The Cathedral of St. Philip - Atlanta, GA

The Good Priest

An article for the Cathedral Times by the Very Rev. Sam Candler

I sing a song of good priests today, or whatever your tradition might call the minister, the pastor, the caring soul, who leads you in prayer week after week. The one who gathers you in holy community. Wherever you were this past weekend, here is what happened.

Coming to church today is the recent widow, reminding her priest that it has been one year now. A little girl is skipping, quite fast, down the hall. The old man on his walker is not scared of her skipping at all. Here comes a young couple who just started visiting two weeks ago – and they are already married (so it’s not like they’re just looking for a wedding location). A busy lawyer walks in, without her children this Sunday; she is teaching a Sunday School class today.

An eager young acolyte is hanging around dutifully, just in case he needs to serve today. The man over there has just been diagnosed with cancer. A woman arrives who divorced her husband two years ago; she is smiling and happy. Her ex-husband will attend the later service that day. One of the city officials arrives, whose politics not everyone enjoys; but he knows he is not simply an elected official at church. He will not be reminded of that.

“Let me show you a picture of my granddaughter,” a woman announces as she delays the people behind her in line. The priest smiles and squints at the tiny screen; she will try to remember the girl’s name. One of the neighborhood guys without shelter walks in with his stuff; the congregation knows where he usually sits and makes room for him.

One man is wondering, with the banking industry seeming so fragile, how he will make a decision next week. Another guy is glad his team is still in the basketball tournament. Still another guy is asking for prayer because a family member is dying. One young person is complaining about the coffee, while another is eagerly drinking her third cup.

The service itself may not be what some people consider perfect. Someone mispronounces a name. The music is beautiful, and one piece seems too slow. Some wish the priest had a different tone of voice. The sermon—well, the sermon—can be wildly erratic, sometimes striking a chord with people. The good priest knows that the minds of the congregants are wandering all over the place. But people are serving faithfully.

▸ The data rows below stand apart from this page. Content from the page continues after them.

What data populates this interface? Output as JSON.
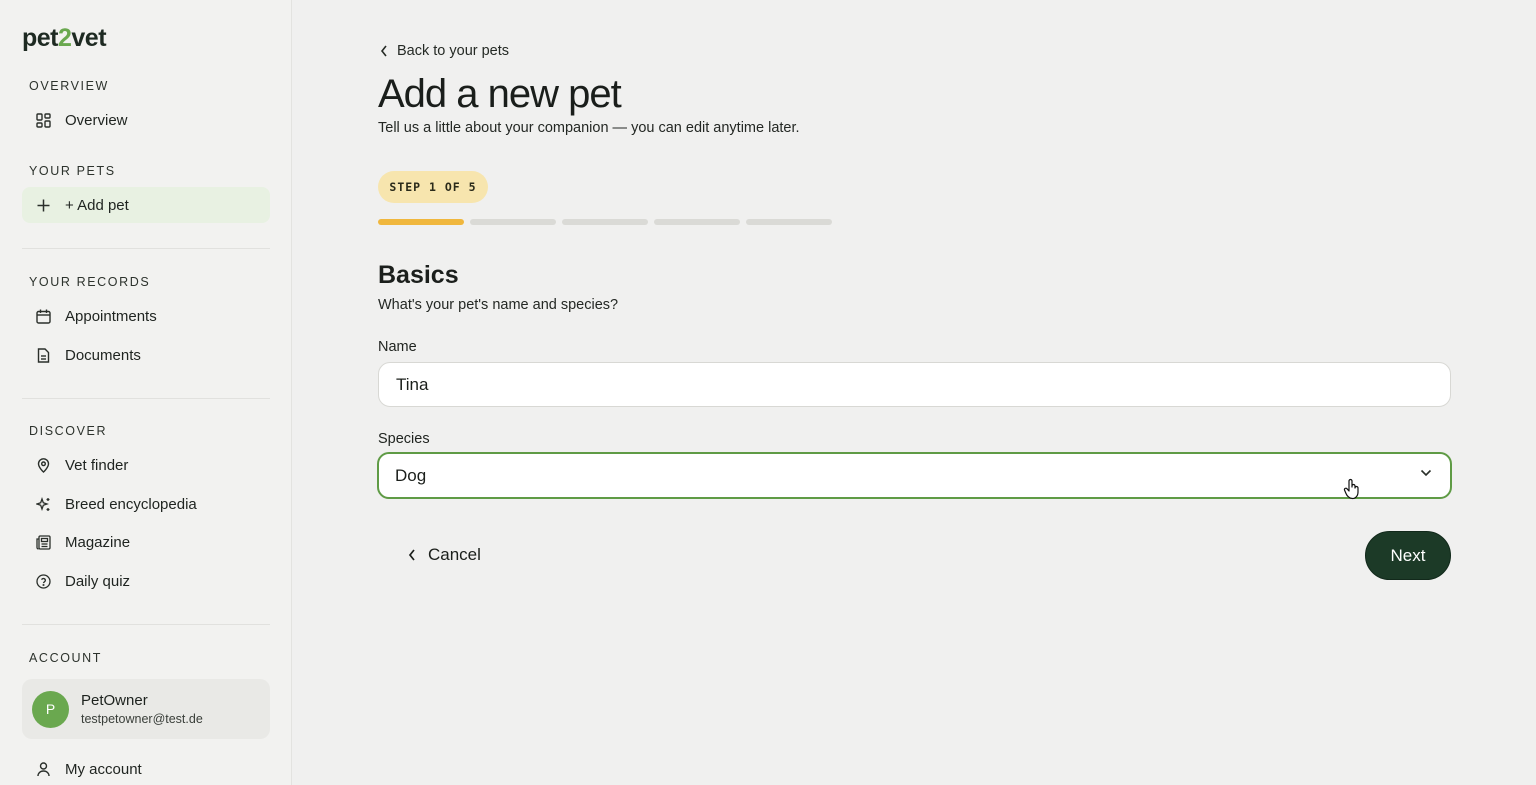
{
  "sidebar": {
    "logo": {
      "prefix": "pet",
      "middle": "2",
      "suffix": "vet"
    },
    "sections": {
      "overview": "OVERVIEW",
      "your_pets": "YOUR PETS",
      "your_records": "YOUR RECORDS",
      "discover": "DISCOVER",
      "account": "ACCOUNT"
    },
    "items": {
      "overview": "Overview",
      "add_pet": "+ Add pet",
      "appointments": "Appointments",
      "documents": "Documents",
      "vet_finder": "Vet finder",
      "breed_encyclopedia": "Breed encyclopedia",
      "magazine": "Magazine",
      "daily_quiz": "Daily quiz",
      "my_account": "My account"
    },
    "account": {
      "avatar_initial": "P",
      "name": "PetOwner",
      "email": "testpetowner@test.de"
    }
  },
  "main": {
    "back_link": "Back to your pets",
    "title": "Add a new pet",
    "subtitle": "Tell us a little about your companion — you can edit anytime later.",
    "step_badge": "STEP 1 OF 5",
    "progress": {
      "current_step": 1,
      "total_steps": 5
    },
    "section_title": "Basics",
    "section_subtitle": "What's your pet's name and species?",
    "name_field": {
      "label": "Name",
      "value": "Tina"
    },
    "species_field": {
      "label": "Species",
      "value": "Dog"
    },
    "cancel_label": "Cancel",
    "next_label": "Next"
  },
  "colors": {
    "accent_green": "#6aa84f",
    "primary_button": "#1c3a27",
    "progress_active": "#f0b73d",
    "step_badge_bg": "#f7e5ae"
  }
}
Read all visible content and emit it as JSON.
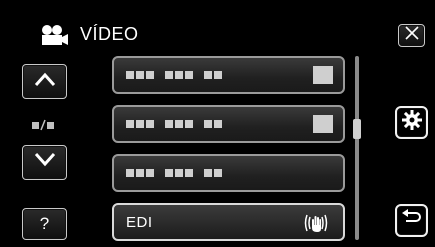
{
  "header": {
    "title": "VÍDEO",
    "mode_icon": "video-camera-icon"
  },
  "nav": {
    "up_icon": "chevron-up-icon",
    "down_icon": "chevron-down-icon",
    "page_indicator_icon": "page-indicator-icon",
    "help_label": "?"
  },
  "actions": {
    "close_icon": "close-icon",
    "settings_icon": "gear-icon",
    "back_icon": "return-icon"
  },
  "menu": {
    "items": [
      {
        "label": "",
        "icon": "redacted-text-placeholder"
      },
      {
        "label": "",
        "icon": "redacted-text-placeholder"
      },
      {
        "label": "",
        "icon": "redacted-text-placeholder"
      },
      {
        "label": "EDI",
        "icon": "stabilizer-hand-icon"
      }
    ]
  },
  "colors": {
    "background": "#000000",
    "row_border": "#9a9a9a",
    "text": "#ffffff"
  }
}
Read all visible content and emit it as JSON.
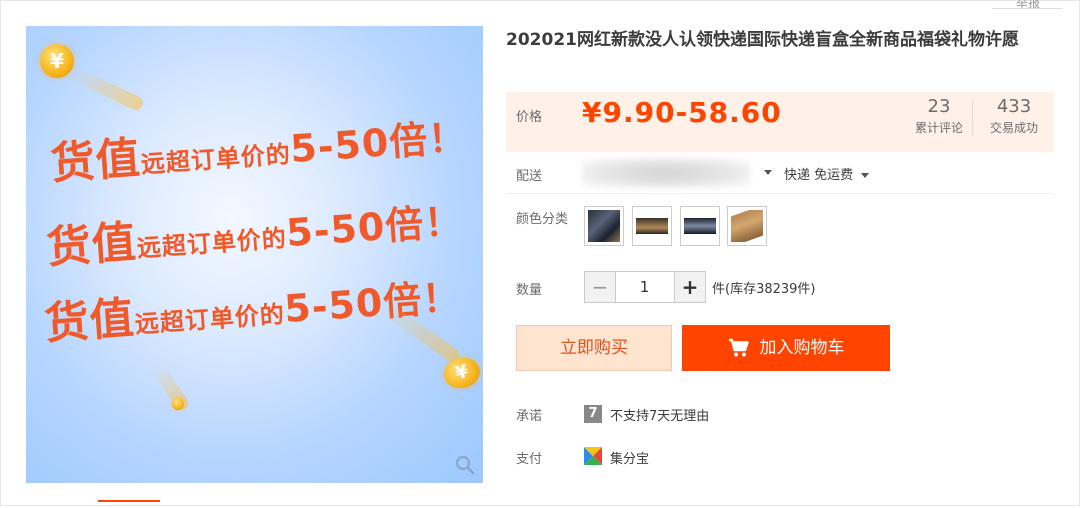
{
  "top": {
    "report": "举报"
  },
  "image": {
    "lines": [
      {
        "big": "货值",
        "small": "远超订单价的",
        "num": "5-50倍！"
      },
      {
        "big": "货值",
        "small": "远超订单价的",
        "num": "5-50倍！"
      },
      {
        "big": "货值",
        "small": "远超订单价的",
        "num": "5-50倍！"
      }
    ],
    "coin_glyph": "¥"
  },
  "product": {
    "title": "202021网红新款没人认领快递国际快递盲盒全新商品福袋礼物许愿"
  },
  "price": {
    "label": "价格",
    "value": "¥9.90-58.60",
    "reviews_count": "23",
    "reviews_label": "累计评论",
    "sales_count": "433",
    "sales_label": "交易成功"
  },
  "shipping": {
    "label": "配送",
    "method": "快递 免运费"
  },
  "color": {
    "label": "颜色分类",
    "swatches": [
      "dark-box-swatch",
      "watches-swatch",
      "phones-swatch",
      "cardboard-box-swatch"
    ]
  },
  "quantity": {
    "label": "数量",
    "minus": "−",
    "value": "1",
    "plus": "+",
    "stock": "件(库存38239件)"
  },
  "actions": {
    "buy_now": "立即购买",
    "add_cart": "加入购物车"
  },
  "promise": {
    "label": "承诺",
    "icon_glyph": "7",
    "text": "不支持7天无理由"
  },
  "payment": {
    "label": "支付",
    "text": "集分宝"
  },
  "colors": {
    "accent": "#ff4400",
    "price_bg": "#fff0e8",
    "buy_now_bg": "#ffe4d0"
  }
}
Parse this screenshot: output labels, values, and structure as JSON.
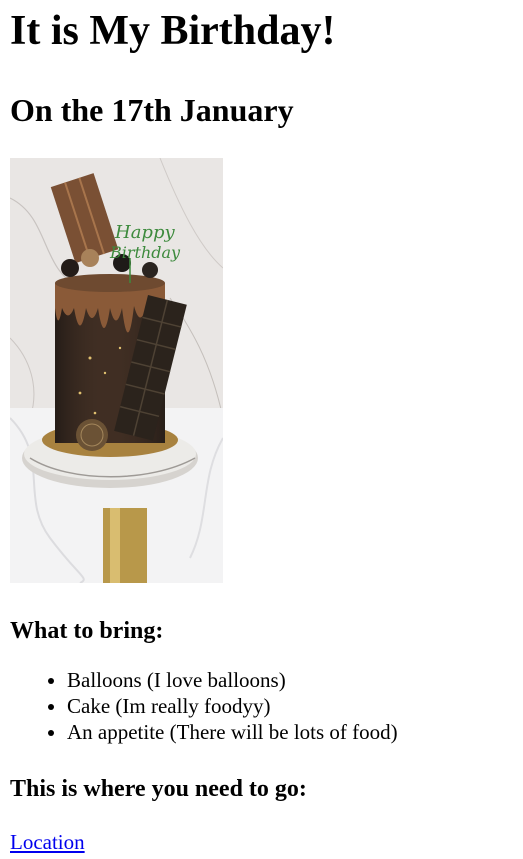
{
  "page": {
    "title": "It is My Birthday!",
    "subtitle": "On the 17th January",
    "image": {
      "icon": "birthday-cake-photo"
    },
    "bring_heading": "What to bring:",
    "bring_items": [
      "Balloons (I love balloons)",
      "Cake (Im really foodyy)",
      "An appetite (There will be lots of food)"
    ],
    "where_heading": "This is where you need to go:",
    "location_link": "Location"
  },
  "colors": {
    "link": "#0000ee",
    "text": "#000000",
    "background": "#ffffff"
  }
}
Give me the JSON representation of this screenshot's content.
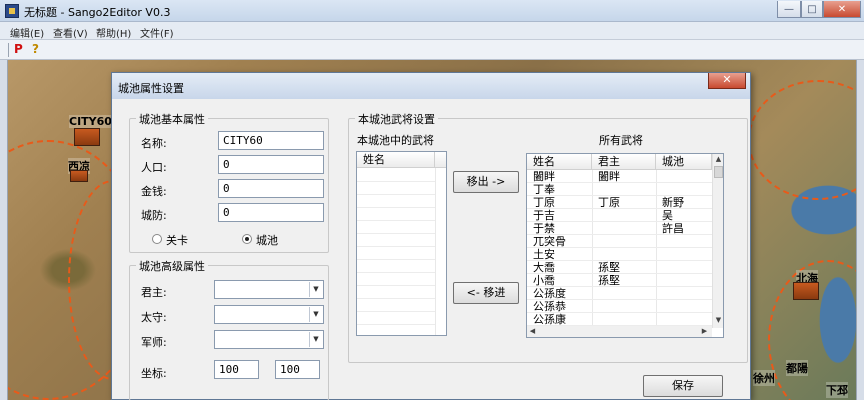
{
  "window": {
    "title": "无标题 - Sango2Editor V0.3",
    "min_glyph": "—",
    "max_glyph": "□",
    "close_glyph": "✕"
  },
  "menu": [
    {
      "label": "编辑(E)"
    },
    {
      "label": "查看(V)"
    },
    {
      "label": "帮助(H)"
    },
    {
      "label": "文件(F)"
    }
  ],
  "toolbar": {
    "p_label": "P",
    "help_label": "?"
  },
  "map": {
    "city60_label": "CITY60",
    "city60_name": "西凉",
    "beihai_name": "北海",
    "duyang_name": "都陽",
    "xuzhou_name": "徐州",
    "xia_name": "下邳"
  },
  "dialog": {
    "title": "城池属性设置",
    "close_glyph": "✕",
    "basic": {
      "group_title": "城池基本属性",
      "name_label": "名称:",
      "name_value": "CITY60",
      "population_label": "人口:",
      "population_value": "0",
      "money_label": "金钱:",
      "money_value": "0",
      "defense_label": "城防:",
      "defense_value": "0",
      "radio_pass": "关卡",
      "radio_city": "城池",
      "selected": "城池"
    },
    "advanced": {
      "group_title": "城池高级属性",
      "lord_label": "君主:",
      "lord_value": "",
      "governor_label": "太守:",
      "governor_value": "",
      "advisor_label": "军师:",
      "advisor_value": "",
      "coord_label": "坐标:",
      "coord_x": "100",
      "coord_y": "100"
    },
    "generals": {
      "group_title": "本城池武将设置",
      "city_list_title": "本城池中的武将",
      "city_list_header": "姓名",
      "all_list_title": "所有武将",
      "all_headers": [
        "姓名",
        "君主",
        "城池"
      ],
      "move_out_label": "移出 ->",
      "move_in_label": "<- 移进",
      "rows": [
        {
          "name": "闔眫",
          "lord": "闔眫",
          "city": ""
        },
        {
          "name": "丁奉",
          "lord": "",
          "city": ""
        },
        {
          "name": "丁原",
          "lord": "丁原",
          "city": "新野"
        },
        {
          "name": "于吉",
          "lord": "",
          "city": "吴"
        },
        {
          "name": "于禁",
          "lord": "",
          "city": "許昌"
        },
        {
          "name": "兀突骨",
          "lord": "",
          "city": ""
        },
        {
          "name": "土安",
          "lord": "",
          "city": ""
        },
        {
          "name": "大喬",
          "lord": "孫堅",
          "city": ""
        },
        {
          "name": "小喬",
          "lord": "孫堅",
          "city": ""
        },
        {
          "name": "公孫度",
          "lord": "",
          "city": ""
        },
        {
          "name": "公孫恭",
          "lord": "",
          "city": ""
        },
        {
          "name": "公孫康",
          "lord": "",
          "city": ""
        }
      ]
    },
    "save_label": "保存"
  }
}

The good priest meets all these people and stays with all these people. The good priest cares for her people, absorbs his people’s pain, delights with her people, cries with his people. The good priest does not scold, or complain. The good priest bears the burdens of people. The good priest does not turn every issue into a fad of the day, or into some political message of the day.

The good priest knows that she is serving inside a community that is much bigger than she is. The good priest knows he is representing something larger than he can explain. The good people in the congregation know this, too. We are gathering to say something, to hear something—a holy tradition—that was delivered to us and that we are now delivering onward.

Not everyone in church on Sunday always thinks specifically about the Holy, even the priest. And, yet, in all these people, in all these situations, in all these joys and cares of life, the Holy is meeting us, even when we are too distracted to realize Holy presence.

Where else does this Holy happen, that the Holy meets us? Yes, it can happen in other places, but churches and faith communities have a long tradition of it happening. All these people, young and old, black and white, have come to be with the Holy for a couple of hours, whether they say it that way or not. Church is where people touch the Holy; Church is where the Holy touches people. We are touching something bigger than us. Each of us, even the priest, have only meager ways of expressing that encounter.

But the Sunday liturgy of that encounter is a billowing mystery, full of prayers and structures and actions and postures which carry centuries of wisdom with them. The priest or community who does not realize what our service contains is missing the mystery! No matter how errantly we pray, yet the power of the Holy Liturgy is changing people.

The eucharistic prayer is reciting something, rehearsing something, remembering something, that has been told Sunday after Sunday for two thousand years. That story is what generates new life in people, year after year. It’s not our political platform. It’s not our social statement. It’s not our latest fad, of whatever sort. It’s not our skill. It’s not our wisdom. It is the unseen power of God revealing Godself in the telling and hearing of Christian tradition.

The good priest, the good pastor, the good minister, graciously bears the ancient story of the Holy – delivered this week among skipping children and aged walkers, among the worried and the happy, among the political and non-political, among all sorts of shapes and sizes, and colors and conditions, of God’s humanity.